This is just a reiteration of the section above with the plotting functions provided as reference in the lab_utils_uni.py

x_train = np.array([1.0, 1.7, 2.0, 2.5, 3.0, 3.2])
y_train = np.array([250, 300, 480,  430,   630, 730,])

plt.close('all') 
fig, ax, dyn_items = plt_stationary(x_train, y_train)
updater = plt_update_onclick(fig, ax, x_train, y_train, dyn_items)
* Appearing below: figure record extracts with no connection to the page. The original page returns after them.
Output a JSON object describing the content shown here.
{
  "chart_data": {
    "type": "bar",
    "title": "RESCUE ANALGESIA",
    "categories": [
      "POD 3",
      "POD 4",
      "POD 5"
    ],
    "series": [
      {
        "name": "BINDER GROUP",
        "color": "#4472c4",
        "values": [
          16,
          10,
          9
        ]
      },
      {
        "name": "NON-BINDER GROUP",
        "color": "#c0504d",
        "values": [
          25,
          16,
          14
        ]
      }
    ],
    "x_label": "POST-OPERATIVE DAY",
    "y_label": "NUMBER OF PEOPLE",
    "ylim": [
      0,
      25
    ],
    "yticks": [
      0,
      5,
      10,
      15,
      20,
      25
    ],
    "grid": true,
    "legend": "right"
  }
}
The dashed lines in the left plot, represent the portion of the cost contributed by each example in our training set.
If you eyeball the eye of the storm, the minimum cost it’s at about w=209 and b=2.4
The lower plot is not like a soup bowl because w and b scale differently and are not symetrical
If they were to be symmetrical we get the image below

def soup_bowl():
    """ Create figure and plot with a 3D projection"""
    fig = plt.figure(figsize=(8,8))

    #Plot configuration
    ax = fig.add_subplot(111, projection='3d')
    ax.xaxis.set_pane_color((1.0, 1.0, 1.0, 0.0))
    ax.yaxis.set_pane_color((1.0, 1.0, 1.0, 0.0))
    ax.zaxis.set_pane_color((1.0, 1.0, 1.0, 0.0))
    ax.zaxis.set_rotate_label(False)
    ax.view_init(45, -120)

    #Useful linearspaces to give values to the parameters w and b
    w = np.linspace(-20, 20, 100)
    b = np.linspace(-20, 20, 100)

    #Get the z value for a bowl-shaped cost function
    z=np.zeros((len(w), len(b)))
    j=0
    for x in w:
        i=0
        for y in b:
            z[i,j] = x**2 + y**2
            i+=1
        j+=1

    #Meshgrid used for plotting 3D functions
    W, B = np.meshgrid(w, b)

    #Create the 3D surface plot of the bowl-shaped cost function
    ax.plot_surface(W, B, z, cmap = "Spectral_r", alpha=0.7, antialiased=False)
    ax.plot_wireframe(W, B, z, color='k', alpha=0.1)
    ax.set_xlabel("$w$")
    ax.set_ylabel("$b$")
    ax.set_zlabel("$J(w,b)$", rotation=90)
    ax.set_title("$J(w,b)$\n [You can rotate this figure]", size=15)

    plt.show()

soup_bowl()